Crucially, it does this without the noise or exposed propellers typical of many aerial vehicles. The gimbaled cabin and elevon system ensure stability, allowing passengers to travel smoothly whether on the road or in the sky.

Milestones and Horizons
Launching operations at airports marks a new chapter. “Working in safe, controlled, non-towered airport environments will help Alef, FAA, airport operators, and pilots see how this will work in the future at scale,” the company explained.

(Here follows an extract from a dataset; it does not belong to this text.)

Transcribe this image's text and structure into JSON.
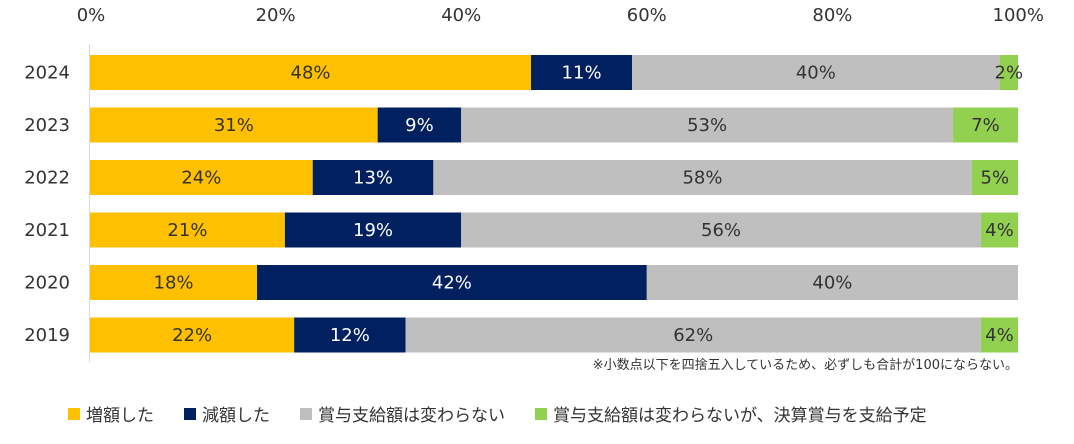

The first consumer-ready Alef Model A, priced at $300,000, is already available for pre-order. Longer term, the company aims for accessibility: the Alef Model Z, projected for 2035, envisions a four-person sedan priced at $35,000, with ranges that rival today’s most advanced electric cars.

From Fiction to Flight
Alef often references its cultural inspiration:
“Fictional was: Marty McFly, a character from Back To The Future, traveled to the ‘future’ of October 2015. Real was: 4 founders decided to form a company to build a real flying car.”
That bridge from fiction to reality is what makes Alef’s story so inspiring. What once seemed like a Hollywood fantasy is now rolling—and rising—into our everyday world.
As the company prepares to make its flying cars available to the public in the coming months, one truth is undeniable: the future isn’t waiting. It’s taking off.